Naming Nature

The Clash between Instinct and Science

 

 

Carol Kaesuk Yoon

 

W. W. Norton & Company, first edition, 2009

 

ISBN: 978-0-393-06197-0

 

Eminently readable and thoroughly informative, I highly recommend this book for any student that is taking any taxonomy course or is wondering how taxonomy has evolved through its ~300 year history. This book is infused with just enough humor to keep a smile on your face (although not enough to make you guffaw) which makes the book enjoyable, and when dealing with taxonomy that is saying a lot. The thesis of the book centers around the idea that the science of taxonomy, of classifying living organisms, conflicts with the way the human brain perceives the natural world (what is known as the umwelt). This is actually very true, and not just a hypothetical gimmick devised to make an otherwise boring book on taxonomy more palatable.
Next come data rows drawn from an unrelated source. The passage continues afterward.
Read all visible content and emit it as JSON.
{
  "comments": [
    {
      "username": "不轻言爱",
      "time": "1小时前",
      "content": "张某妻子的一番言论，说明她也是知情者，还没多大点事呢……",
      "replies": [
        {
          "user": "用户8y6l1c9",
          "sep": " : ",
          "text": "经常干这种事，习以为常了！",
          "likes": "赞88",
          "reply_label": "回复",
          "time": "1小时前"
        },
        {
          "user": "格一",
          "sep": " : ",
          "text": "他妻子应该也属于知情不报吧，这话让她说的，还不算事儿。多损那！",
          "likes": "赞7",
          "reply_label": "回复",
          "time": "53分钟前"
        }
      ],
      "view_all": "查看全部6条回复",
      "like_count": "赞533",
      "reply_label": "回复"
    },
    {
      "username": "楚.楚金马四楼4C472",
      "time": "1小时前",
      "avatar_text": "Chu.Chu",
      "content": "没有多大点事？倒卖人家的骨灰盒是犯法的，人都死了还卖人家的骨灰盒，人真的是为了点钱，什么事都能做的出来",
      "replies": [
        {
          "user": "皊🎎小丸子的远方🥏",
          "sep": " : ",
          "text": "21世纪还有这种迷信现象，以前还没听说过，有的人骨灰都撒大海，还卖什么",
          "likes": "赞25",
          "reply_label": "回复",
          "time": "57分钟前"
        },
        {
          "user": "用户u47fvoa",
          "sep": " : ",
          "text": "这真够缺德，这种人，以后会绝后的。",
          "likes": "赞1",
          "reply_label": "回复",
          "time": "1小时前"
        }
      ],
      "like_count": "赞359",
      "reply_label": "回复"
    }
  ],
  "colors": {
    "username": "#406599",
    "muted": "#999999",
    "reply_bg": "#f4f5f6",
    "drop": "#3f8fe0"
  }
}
Ever since my days as a biology student in college I heard about the problems that taxonomists had in generating the “true genealogy” of life and this book brings those memories refreshingly back to life.

 

 

All positives aside, there is a rather annoying wrinkle with one of the central theses of the book. The author builds a case that modern taxonomy necessarily removed the umwelt from the equation, given that it interfered with the true classification of species following evolutionary lines, and that this conflicted with our brain’s hardwired need to classify the world around it. To fill this void the umwelt got co-opted by the modern commercial world so that it now primarily classifies consumer goods. The book then strongly suggests that this shift in focus from biological classification to merchandise classification is one of the reasons that people in general are so apathetic to the destruction of biodiversity. I’m not sure I buy this argument. I posit that the lay public slowly lost its interest in the natural world as our societies became more urbanized. Once most of us stopped growing or hunting our food, we interacted less with nature which inevitably caused us to start ignoring it. Why should we still want to classify the natural world around us if we don’t need to? I fear that with our without our umwelt we would have lost our interest in the natural world. I would caution the reader to reach his/her own conclusions here.